William T. Grant Foundation Awards $1.7 Million for Research to Benefit Youth
The New York City-based William T. Grant Foundation has announced seven grants totaling nearly $1.7 million in support of researchers and organizations working to understand and improve the environments in which youth spend their time.
In the category of understanding and improving youth settings, awards announced by the foundation include $450,000 to Robert Roeser, Andrew Mashburn, and Ellen Skinner of Portland State University to evaluate a mindfulness-based stress-reduction program for middle school teachers; $300,000 to Allison Tracy and Linda Charmaraman of Wellesley College for a study of the widely used Afterschool Program Practices Tool (APT), with the goal of improving its assessment reliability; nearly $300,000 to Pamela Morris of New York University, Lisa Gennetian of the National Bureau of Economic Research, and Heather Hill of the University of Chicago to study how income instability affects family processes and youth school outcomes; and more than $90,000 to Marc Brackett, Christina Crowe, and Susan Rivers of Yale University to examine the relationship between supportive classroom environments and positive youth development.
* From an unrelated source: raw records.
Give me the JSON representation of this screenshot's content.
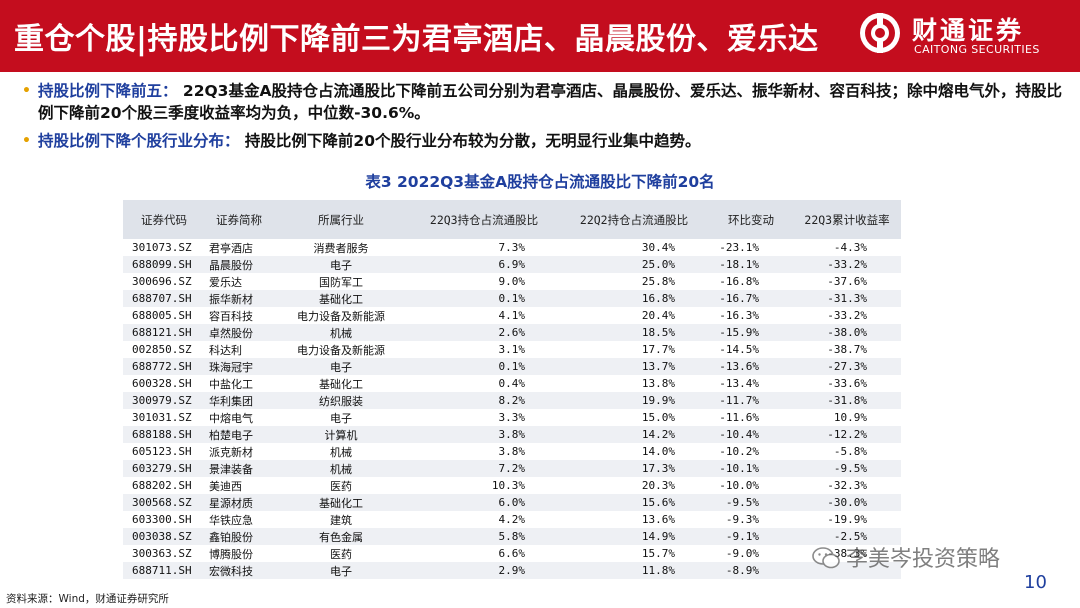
{
  "header": {
    "title": "重仓个股|持股比例下降前三为君亭酒店、晶晨股份、爱乐达",
    "logo_cn": "财通证券",
    "logo_en": "CAITONG SECURITIES",
    "bg_color": "#c40d1e"
  },
  "bullets": [
    {
      "label": "持股比例下降前五：",
      "text": "22Q3基金A股持仓占流通股比下降前五公司分别为君亭酒店、晶晨股份、爱乐达、振华新材、容百科技；除中熔电气外，持股比例下降前20个股三季度收益率均为负，中位数-30.6%。"
    },
    {
      "label": "持股比例下降个股行业分布：",
      "text": "持股比例下降前20个股行业分布较为分散，无明显行业集中趋势。"
    }
  ],
  "table": {
    "title": "表3 2022Q3基金A股持仓占流通股比下降前20名",
    "headers": [
      "证券代码",
      "证券简称",
      "所属行业",
      "22Q3持仓占流通股比",
      "22Q2持仓占流通股比",
      "环比变动",
      "22Q3累计收益率"
    ],
    "rows": [
      [
        "301073.SZ",
        "君亭酒店",
        "消费者服务",
        "7.3%",
        "30.4%",
        "-23.1%",
        "-4.3%"
      ],
      [
        "688099.SH",
        "晶晨股份",
        "电子",
        "6.9%",
        "25.0%",
        "-18.1%",
        "-33.2%"
      ],
      [
        "300696.SZ",
        "爱乐达",
        "国防军工",
        "9.0%",
        "25.8%",
        "-16.8%",
        "-37.6%"
      ],
      [
        "688707.SH",
        "振华新材",
        "基础化工",
        "0.1%",
        "16.8%",
        "-16.7%",
        "-31.3%"
      ],
      [
        "688005.SH",
        "容百科技",
        "电力设备及新能源",
        "4.1%",
        "20.4%",
        "-16.3%",
        "-33.2%"
      ],
      [
        "688121.SH",
        "卓然股份",
        "机械",
        "2.6%",
        "18.5%",
        "-15.9%",
        "-38.0%"
      ],
      [
        "002850.SZ",
        "科达利",
        "电力设备及新能源",
        "3.1%",
        "17.7%",
        "-14.5%",
        "-38.7%"
      ],
      [
        "688772.SH",
        "珠海冠宇",
        "电子",
        "0.1%",
        "13.7%",
        "-13.6%",
        "-27.3%"
      ],
      [
        "600328.SH",
        "中盐化工",
        "基础化工",
        "0.4%",
        "13.8%",
        "-13.4%",
        "-33.6%"
      ],
      [
        "300979.SZ",
        "华利集团",
        "纺织服装",
        "8.2%",
        "19.9%",
        "-11.7%",
        "-31.8%"
      ],
      [
        "301031.SZ",
        "中熔电气",
        "电子",
        "3.3%",
        "15.0%",
        "-11.6%",
        "10.9%"
      ],
      [
        "688188.SH",
        "柏楚电子",
        "计算机",
        "3.8%",
        "14.2%",
        "-10.4%",
        "-12.2%"
      ],
      [
        "605123.SH",
        "派克新材",
        "机械",
        "3.8%",
        "14.0%",
        "-10.2%",
        "-5.8%"
      ],
      [
        "603279.SH",
        "景津装备",
        "机械",
        "7.2%",
        "17.3%",
        "-10.1%",
        "-9.5%"
      ],
      [
        "688202.SH",
        "美迪西",
        "医药",
        "10.3%",
        "20.3%",
        "-10.0%",
        "-32.3%"
      ],
      [
        "300568.SZ",
        "星源材质",
        "基础化工",
        "6.0%",
        "15.6%",
        "-9.5%",
        "-30.0%"
      ],
      [
        "603300.SH",
        "华铁应急",
        "建筑",
        "4.2%",
        "13.6%",
        "-9.3%",
        "-19.9%"
      ],
      [
        "003038.SZ",
        "鑫铂股份",
        "有色金属",
        "5.8%",
        "14.9%",
        "-9.1%",
        "-2.5%"
      ],
      [
        "300363.SZ",
        "博腾股份",
        "医药",
        "6.6%",
        "15.7%",
        "-9.0%",
        "-38.3%"
      ],
      [
        "688711.SH",
        "宏微科技",
        "电子",
        "2.9%",
        "11.8%",
        "-8.9%",
        ""
      ]
    ]
  },
  "footer": {
    "source": "资料来源：Wind，财通证券研究所",
    "page_number": "10",
    "watermark": "李美岑投资策略"
  },
  "colors": {
    "accent_blue": "#1f3f9e",
    "bullet_dot": "#e5a100",
    "header_row": "#dfe3ea",
    "stripe_row": "#eef0f4"
  }
}
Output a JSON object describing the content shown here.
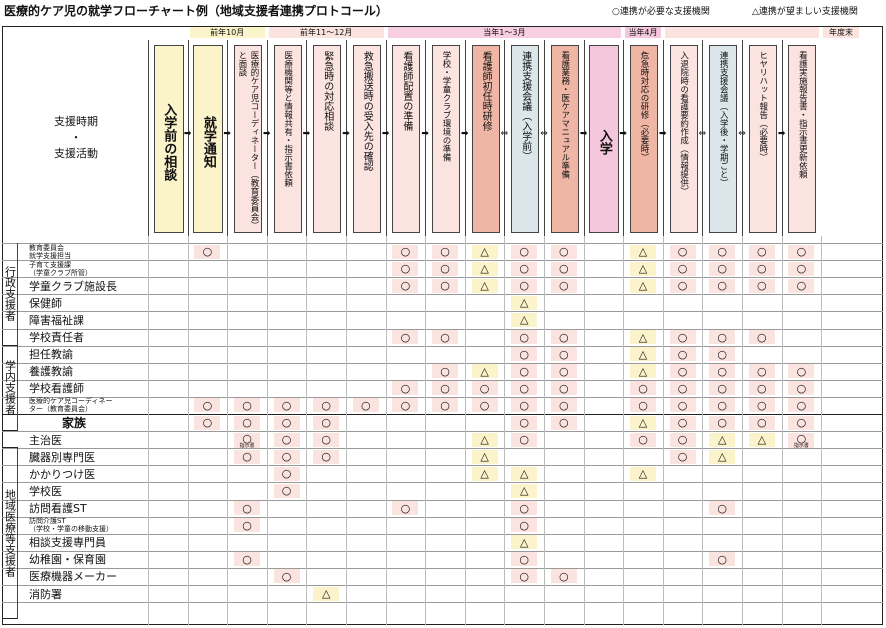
{
  "title": "医療的ケア児の就学フローチャート例（地域支援者連携プロトコール）",
  "legend": {
    "circle": "○連携が必要な支援機関",
    "triangle": "△連携が望ましい支援機関"
  },
  "header_label": {
    "line1": "支援時期",
    "dot": "・",
    "line2": "支援活動"
  },
  "periods": [
    {
      "label": "前年10月",
      "start": 1,
      "end": 2
    },
    {
      "label": "前年11～12月",
      "start": 3,
      "end": 5
    },
    {
      "label": "当年1～3月",
      "start": 6,
      "end": 11
    },
    {
      "label": "当年4月",
      "start": 12,
      "end": 12
    },
    {
      "label": "",
      "start": 13,
      "end": 16
    },
    {
      "label": "年度末",
      "start": 17,
      "end": 17
    }
  ],
  "columns": [
    {
      "label": "入学前の相談",
      "color": "#fbf3c9",
      "bold": true
    },
    {
      "label": "就学通知",
      "color": "#fbf3c9",
      "bold": true
    },
    {
      "label": "医療的ケア児コーディネーター（教育委員会）と面談",
      "color": "#fbe3df"
    },
    {
      "label": "医療機関等と情報共有・指示書依頼",
      "color": "#fbe3df"
    },
    {
      "label": "緊急時の対応相談",
      "color": "#fbe3df"
    },
    {
      "label": "救急搬送時の受入先の確認",
      "color": "#fbe3df"
    },
    {
      "label": "看護師配置の準備",
      "color": "#fbe3df"
    },
    {
      "label": "学校・学童クラブ環境の準備",
      "color": "#fbe3df"
    },
    {
      "label": "看護師初任時研修",
      "color": "#f0b6a5"
    },
    {
      "label": "連携支援会議（入学前）",
      "color": "#dce6ea"
    },
    {
      "label": "看護業務・医ケアマニュアル準備",
      "color": "#f0b6a5"
    },
    {
      "label": "入学",
      "color": "#f5c7dc",
      "bold": true
    },
    {
      "label": "危急時対応の研修（必要時）",
      "color": "#f0b6a5"
    },
    {
      "label": "入退院時の看護要約作成（情報提供）",
      "color": "#fbe3df"
    },
    {
      "label": "連携支援会議（入学後・学期ごと）",
      "color": "#dce6ea"
    },
    {
      "label": "ヒヤリハット報告（必要時）",
      "color": "#fbe3df"
    },
    {
      "label": "看護実施報告書・指示書更新依頼",
      "color": "#fbe3df"
    }
  ],
  "connectors": [
    "➡",
    "➡",
    "➡",
    "➡",
    "➡",
    "➡",
    "➡",
    "➡",
    "⇔",
    "⇔",
    "➡",
    "➡",
    "➡",
    "⇔",
    "⇔",
    "➡"
  ],
  "groups": [
    {
      "label": "行政支援者",
      "start": 0,
      "end": 5
    },
    {
      "label": "学内支援者",
      "start": 6,
      "end": 10
    },
    {
      "label": "",
      "start": 11,
      "end": 11
    },
    {
      "label": "地域医療等支援者",
      "start": 12,
      "end": 21
    }
  ],
  "rows": [
    {
      "label": "教育委員会",
      "label2": "就学支援担当",
      "size": "s",
      "marks": "__O____OOAOO_AOOOO"
    },
    {
      "label": "子育て支援課",
      "label2": "（学童クラブ所管）",
      "size": "s",
      "marks": "_______OOAOO_AOOOO"
    },
    {
      "label": "学童クラブ施設長",
      "label2": "",
      "size": "m",
      "marks": "_______OOAOO_AOOOO"
    },
    {
      "label": "保健師",
      "label2": "",
      "size": "m",
      "marks": "__________A_______"
    },
    {
      "label": "障害福祉課",
      "label2": "",
      "size": "m",
      "marks": "__________A_______"
    },
    {
      "label": "学校責任者",
      "label2": "",
      "size": "m",
      "marks": "_______OO_OO_AOOO_"
    },
    {
      "label": "担任教諭",
      "label2": "",
      "size": "m",
      "marks": "__________OO_AOO__"
    },
    {
      "label": "養護教諭",
      "label2": "",
      "size": "m",
      "marks": "________OAOO_AOOOO"
    },
    {
      "label": "学校看護師",
      "label2": "",
      "size": "m",
      "marks": "_______OOOOO_OOOOO"
    },
    {
      "label": "医療的ケア児コーディネー",
      "label2": "ター（教育委員会）",
      "size": "s",
      "marks": "__OOOOOOOOOO_OOOOO"
    },
    {
      "label": "家族",
      "label2": "",
      "size": "b",
      "marks": "__OOOO____OO_AOOOO"
    },
    {
      "label": "主治医",
      "label2": "",
      "size": "m",
      "marks": "___OOO___AO__OOAAO"
    },
    {
      "label": "臓器別専門医",
      "label2": "",
      "size": "m",
      "marks": "___OOO___A____OA__"
    },
    {
      "label": "かかりつけ医",
      "label2": "",
      "size": "m",
      "marks": "____O____AA__A____"
    },
    {
      "label": "学校医",
      "label2": "",
      "size": "m",
      "marks": "____O_____A_______"
    },
    {
      "label": "訪問看護ST",
      "label2": "",
      "size": "m",
      "marks": "___O___O__O____O__"
    },
    {
      "label": "訪問介護ST",
      "label2": "（学校・学童の移動支援）",
      "size": "s",
      "marks": "___O______O_______"
    },
    {
      "label": "相談支援専門員",
      "label2": "",
      "size": "m",
      "marks": "__________A_______"
    },
    {
      "label": "幼稚園・保育園",
      "label2": "",
      "size": "m",
      "marks": "___O______O____O__"
    },
    {
      "label": "医療機器メーカー",
      "label2": "",
      "size": "m",
      "marks": "____O_____OO______"
    },
    {
      "label": "消防署",
      "label2": "",
      "size": "m",
      "marks": "_____A____________"
    }
  ],
  "notes": {
    "主治医-3": "指示書",
    "主治医-17": "指示書"
  },
  "mark_symbols": {
    "O": "○",
    "A": "△"
  },
  "mark_colors": {
    "O": "#fbe3df",
    "A": "#fbf3c9"
  }
}
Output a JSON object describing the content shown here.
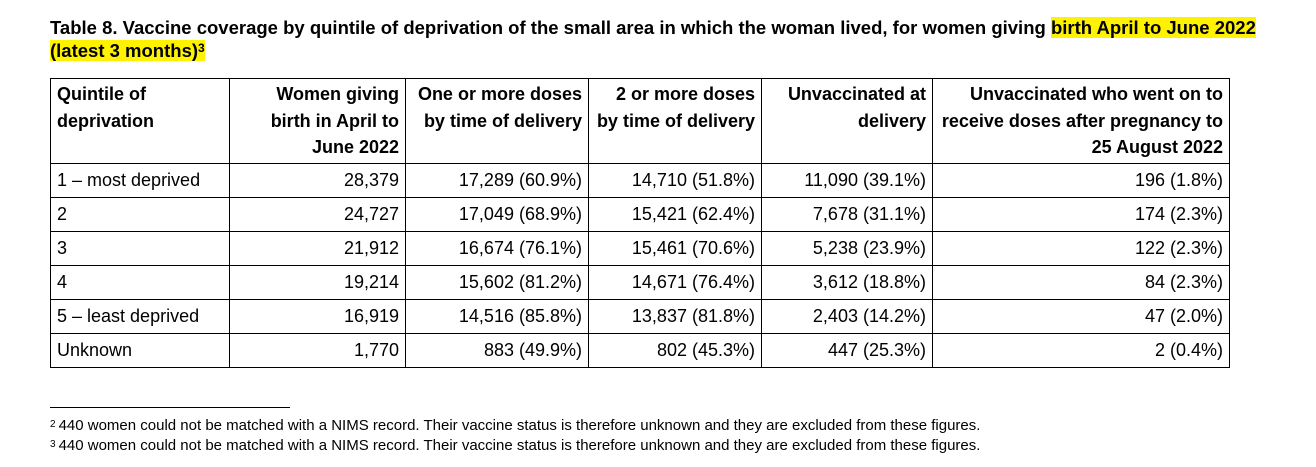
{
  "caption": {
    "main": "Table 8. Vaccine coverage by quintile of deprivation of the small area in which the woman lived, for women giving ",
    "highlight": "birth April to June 2022 (latest 3 months)",
    "footnote_ref": "3",
    "highlight_color": "#fff200"
  },
  "table": {
    "headers": [
      "Quintile of deprivation",
      "Women giving birth in April to June 2022",
      "One or more doses by time of delivery",
      "2 or more doses by time of delivery",
      "Unvaccinated at delivery",
      "Unvaccinated who went on to receive doses after pregnancy to 25 August 2022"
    ],
    "rows": [
      [
        "1 – most deprived",
        "28,379",
        "17,289 (60.9%)",
        "14,710 (51.8%)",
        "11,090 (39.1%)",
        "196 (1.8%)"
      ],
      [
        "2",
        "24,727",
        "17,049 (68.9%)",
        "15,421 (62.4%)",
        "7,678 (31.1%)",
        "174 (2.3%)"
      ],
      [
        "3",
        "21,912",
        "16,674 (76.1%)",
        "15,461 (70.6%)",
        "5,238 (23.9%)",
        "122 (2.3%)"
      ],
      [
        "4",
        "19,214",
        "15,602 (81.2%)",
        "14,671 (76.4%)",
        "3,612 (18.8%)",
        "84 (2.3%)"
      ],
      [
        "5 – least deprived",
        "16,919",
        "14,516 (85.8%)",
        "13,837 (81.8%)",
        "2,403 (14.2%)",
        "47 (2.0%)"
      ],
      [
        "Unknown",
        "1,770",
        "883 (49.9%)",
        "802 (45.3%)",
        "447 (25.3%)",
        "2 (0.4%)"
      ]
    ]
  },
  "footnotes": [
    {
      "num": "2",
      "text": "440 women could not be matched with a NIMS record. Their vaccine status is therefore unknown and they are excluded from these figures."
    },
    {
      "num": "3",
      "text": "440 women could not be matched with a NIMS record. Their vaccine status is therefore unknown and they are excluded from these figures."
    }
  ]
}
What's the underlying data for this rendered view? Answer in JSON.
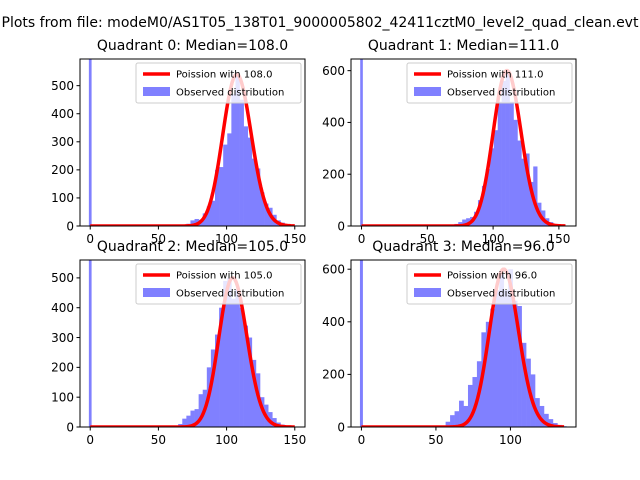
{
  "figure": {
    "suptitle": "Plots from file: modeM0/AS1T05_138T01_9000005802_42411cztM0_level2_quad_clean.evt"
  },
  "colors": {
    "histogram": "#8080ff",
    "poisson": "#ff0000",
    "axes": "#000000"
  },
  "chart_data": [
    {
      "type": "bar",
      "title": "Quadrant 0: Median=108.0",
      "median": 108.0,
      "xlim": [
        -7.5,
        157.5
      ],
      "ylim": [
        0,
        595
      ],
      "xticks": [
        0,
        50,
        100,
        150
      ],
      "yticks": [
        0,
        100,
        200,
        300,
        400,
        500
      ],
      "bin_width": 3,
      "zero_bin_value": 600,
      "hist_x": [
        63,
        66,
        69,
        72,
        75,
        78,
        81,
        84,
        87,
        90,
        93,
        96,
        99,
        102,
        105,
        108,
        111,
        114,
        117,
        120,
        123,
        126,
        129,
        132,
        135,
        138,
        141,
        144,
        147,
        150
      ],
      "hist_y": [
        2,
        3,
        5,
        8,
        20,
        25,
        22,
        45,
        70,
        90,
        200,
        210,
        290,
        330,
        470,
        540,
        450,
        355,
        315,
        240,
        205,
        120,
        80,
        65,
        40,
        20,
        12,
        7,
        4,
        2
      ],
      "poisson_x": [
        0,
        150
      ],
      "legend": [
        "Poission with 108.0",
        "Observed distribution"
      ]
    },
    {
      "type": "bar",
      "title": "Quadrant 1: Median=111.0",
      "median": 111.0,
      "xlim": [
        -8,
        163
      ],
      "ylim": [
        0,
        645
      ],
      "xticks": [
        0,
        50,
        100,
        150
      ],
      "yticks": [
        0,
        200,
        400,
        600
      ],
      "bin_width": 3,
      "zero_bin_value": 650,
      "hist_x": [
        66,
        69,
        72,
        75,
        78,
        81,
        84,
        87,
        90,
        93,
        96,
        99,
        102,
        105,
        108,
        111,
        114,
        117,
        120,
        123,
        126,
        129,
        132,
        135,
        138,
        141,
        144,
        147,
        150,
        153
      ],
      "hist_y": [
        2,
        3,
        8,
        15,
        25,
        30,
        35,
        55,
        100,
        155,
        220,
        300,
        370,
        480,
        560,
        600,
        480,
        410,
        330,
        260,
        280,
        170,
        230,
        90,
        60,
        30,
        15,
        8,
        4,
        2
      ],
      "poisson_x": [
        0,
        155
      ],
      "legend": [
        "Poission with 111.0",
        "Observed distribution"
      ]
    },
    {
      "type": "bar",
      "title": "Quadrant 2: Median=105.0",
      "median": 105.0,
      "xlim": [
        -7.5,
        157.5
      ],
      "ylim": [
        0,
        560
      ],
      "xticks": [
        0,
        50,
        100,
        150
      ],
      "yticks": [
        0,
        100,
        200,
        300,
        400,
        500
      ],
      "bin_width": 3,
      "zero_bin_value": 570,
      "hist_x": [
        63,
        66,
        69,
        72,
        75,
        78,
        81,
        84,
        87,
        90,
        93,
        96,
        99,
        102,
        105,
        108,
        111,
        114,
        117,
        120,
        123,
        126,
        129,
        132,
        135,
        138,
        141,
        144,
        147
      ],
      "hist_y": [
        3,
        10,
        28,
        38,
        55,
        60,
        110,
        125,
        200,
        260,
        310,
        400,
        490,
        500,
        430,
        460,
        400,
        340,
        300,
        225,
        180,
        100,
        75,
        50,
        30,
        15,
        8,
        4,
        2
      ],
      "poisson_x": [
        0,
        150
      ],
      "legend": [
        "Poission with 105.0",
        "Observed distribution"
      ]
    },
    {
      "type": "bar",
      "title": "Quadrant 3: Median=96.0",
      "median": 96.0,
      "xlim": [
        -7,
        144
      ],
      "ylim": [
        0,
        635
      ],
      "xticks": [
        0,
        50,
        100
      ],
      "yticks": [
        0,
        200,
        400,
        600
      ],
      "bin_width": 3,
      "zero_bin_value": 640,
      "hist_x": [
        52,
        55,
        58,
        61,
        64,
        67,
        70,
        73,
        76,
        79,
        82,
        85,
        88,
        91,
        94,
        97,
        100,
        103,
        106,
        109,
        112,
        115,
        118,
        121,
        124,
        127,
        130,
        133,
        136
      ],
      "hist_y": [
        2,
        5,
        20,
        45,
        60,
        100,
        80,
        160,
        190,
        250,
        360,
        400,
        450,
        520,
        580,
        520,
        600,
        480,
        460,
        320,
        260,
        200,
        110,
        80,
        50,
        30,
        15,
        8,
        3
      ],
      "poisson_x": [
        0,
        136
      ],
      "legend": [
        "Poission with 96.0",
        "Observed distribution"
      ]
    }
  ]
}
In the category of understanding the acquisition, interpretation, and use of research evidence, the foundation awarded $350,000 to Erik Ness and James Hearn of the University of Georgia to investigate the role of intermediaries in conveying research evidence in support of college completion, the ways such evidence is used, and the extent to which policy makers rely on intermediaries; and nearly $215,000 to Fred Wulczyn of the University of Chicago and Lawrence Palinkas of the University of Southern California to study and document whether and how research evidence is used by child welfare agencies to make clinical and administrative decisions.
The foundation also awarded a distinguished fellowship of more than $163,000 to Jeffrey Kaczorowski of the Children's Agenda to study how researchers evaluate program fidelity and outcomes in violence prevention programs for children and youth through an analysis of work by the Children's Institute in Rochester, New York. The institute collaborates with school districts, communities, and government partners to develop programs and conduct rigorous evaluations.
"For the past ten years, my colleagues and I have worked at the intersection of basic and applied science," said Grant Foundation president Robert Granger. "We have followed others who argued that the dichotomy between the two is ill-advised. The best work integrates both goals and these projects succeed in that regard. Given my retirement this August, this is the last cohort of major awards under my presidency. I am very pleased to see how well they simultaneously address questions that are relevant to practice and theory-building."